Я принял волну радостно, с благодарной молитвой, я с признательностью вдохнул омерзительную вонь, самоотверженно предлагая свои ноздри Богу в качестве искупления страданий несчастных душ, изнывающих в чистилище, своей праведной жертвой я скидывал сразу несколько мучительных столетий со счета какого-нибудь давно умершего грешника.

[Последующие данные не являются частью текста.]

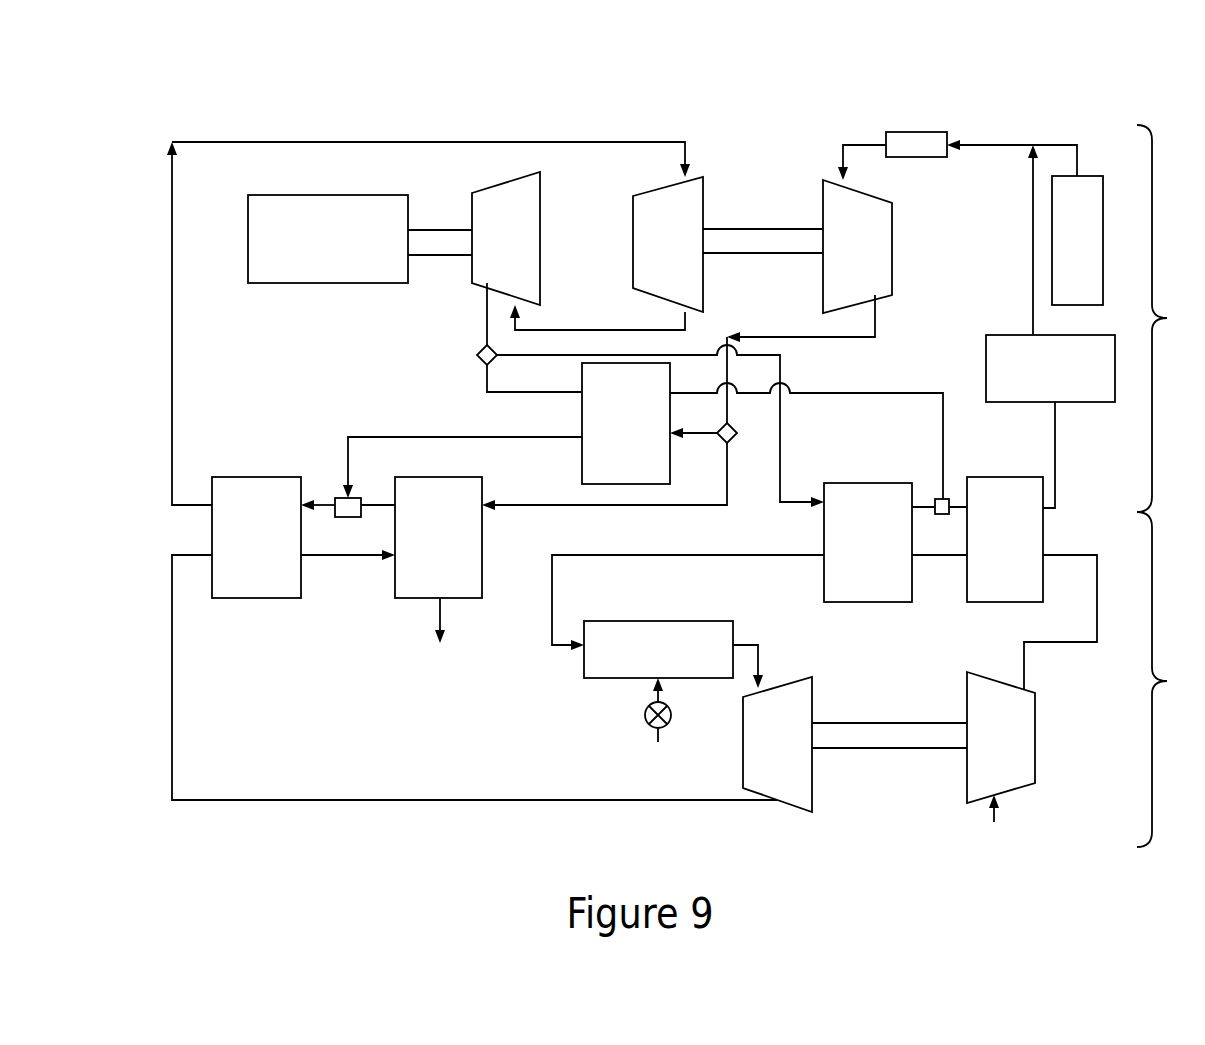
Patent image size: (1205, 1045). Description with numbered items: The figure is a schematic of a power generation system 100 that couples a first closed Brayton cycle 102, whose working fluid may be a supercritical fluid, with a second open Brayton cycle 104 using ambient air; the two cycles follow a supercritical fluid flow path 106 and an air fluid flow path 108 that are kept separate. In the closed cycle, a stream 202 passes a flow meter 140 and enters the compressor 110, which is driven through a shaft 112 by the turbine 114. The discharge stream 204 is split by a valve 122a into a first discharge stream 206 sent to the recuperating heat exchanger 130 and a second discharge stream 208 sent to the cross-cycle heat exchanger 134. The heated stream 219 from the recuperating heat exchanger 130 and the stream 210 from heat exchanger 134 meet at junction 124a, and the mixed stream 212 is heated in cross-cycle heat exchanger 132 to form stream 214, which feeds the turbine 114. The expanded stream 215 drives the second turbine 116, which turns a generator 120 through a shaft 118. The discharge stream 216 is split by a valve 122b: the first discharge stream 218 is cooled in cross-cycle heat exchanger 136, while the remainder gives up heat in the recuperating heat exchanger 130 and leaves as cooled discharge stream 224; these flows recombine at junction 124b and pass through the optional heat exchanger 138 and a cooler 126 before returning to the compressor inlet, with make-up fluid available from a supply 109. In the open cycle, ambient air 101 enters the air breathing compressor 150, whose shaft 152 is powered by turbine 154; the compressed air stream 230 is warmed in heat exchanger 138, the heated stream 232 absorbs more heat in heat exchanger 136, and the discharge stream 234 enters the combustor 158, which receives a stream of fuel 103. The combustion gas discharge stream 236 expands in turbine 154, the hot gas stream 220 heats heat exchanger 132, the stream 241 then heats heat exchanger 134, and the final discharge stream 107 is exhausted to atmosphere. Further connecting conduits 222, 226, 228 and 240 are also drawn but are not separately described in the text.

The power generation system 100 is at (180, 103).
The ambient air 101 is at (992, 862).
The first closed Brayton cycle 102 is at (1168, 318).
The stream of fuel 103 is at (655, 782).
The second open Brayton cycle 104 is at (1168, 679).
The supercritical fluid flow path 106 is at (642, 128).
The discharge stream 107 is at (445, 688).
The air fluid flow path 108 is at (735, 827).
The supply 109 is at (1090, 176).
The compressor 110 is at (892, 245).
The shaft 112 is at (760, 240).
The turbine 114 is at (633, 222).
The second SCO2 turbine 116 is at (505, 177).
The shaft 118 is at (440, 230).
The generator 120 is at (248, 238).
The valve 122a is at (737, 441).
The valve 122b is at (478, 350).
The junction 124a is at (346, 519).
The junction 124b is at (949, 512).
The cooler 126 is at (1115, 360).
The recuperating heat exchanger 130 is at (582, 458).
The cross-cycle heat exchanger 132 is at (260, 598).
The cross-cycle heat exchanger 134 is at (482, 545).
The cross-cycle heat exchanger 136 is at (870, 602).
The cross-cycle heat exchanger 138 is at (1005, 602).
The flow meter 140 is at (912, 132).
The air breathing compressor 150 is at (1035, 735).
The shaft 152 is at (925, 723).
The turbine 154 is at (812, 790).
The combustor 158 is at (608, 680).
The stream of supercritical fluid 202 is at (993, 145).
The discharge stream 204 is at (875, 325).
The first discharge stream 206 is at (703, 440).
The second discharge stream 208 is at (640, 507).
The stream 210 is at (365, 503).
The mixed stream 212 is at (328, 503).
The stream of heated SCO2 214 is at (172, 370).
The stream 215 is at (605, 330).
The discharge stream 216 is at (487, 318).
The first discharge stream 218 is at (575, 357).
The stream 219 is at (360, 437).
The stream of expanded hot combustion gas 220 is at (927, 505).
The flow line 222 is at (505, 392).
The discharge stream 224 is at (920, 393).
The flow line 226 is at (949, 500).
The flow line 228 is at (1055, 465).
The stream of compressed air 230 is at (1100, 612).
The stream of heated compressed air 232 is at (948, 556).
The discharge stream 234 is at (768, 557).
The discharge stream of combustion gas 236 is at (760, 657).
The flow line 240 is at (352, 800).
The stream of hot combustion gas 241 is at (360, 557).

Lavabo, дословно означающее «я омою», было началом второго акта мессы, ее благой части, в которой завязывается действие и совершается великое чудо. Древние латинские словеса всегда вызывали в моем теперь уже пятнадцатилетнем желудке бурю — как будто стая бабочек вспархивала. Я без всяких протестов согласился с тем, что эта едва стоящая на ногах спившаяся развалина в поношенной сутане — жизненно важное звено в могучей цепи, связующей наше убогое, мрачное святилище, отстоящее на двадцать столетий смелости, порока, распрей, благочестия, высокого искусства, гордыни, щедрости, свирепости, созидания, мучения, исступленного восторга, смирения, ханжества, учености и самопожертвования, с другим убогим и мрачным святилищем, где другой молодой человек устроил своим друзьям прощальный ужин, зная, что через три дня властители Рима распнут его. И через эту нетвердо стоящую на ногах развалину происходило поминовение не только того самого прощального ужина, случившегося почти двадцать веков назад, но и самого молодого человека, Иисуса из Назарета, Мессии, Спасителя Человечества, Сына Отца, Второго в Троице, который несколькими минутами позже входил в зажатую между пальцев с грязными потрескавшимися ногтями причастную облатку — животрепещущее присутствие Бога.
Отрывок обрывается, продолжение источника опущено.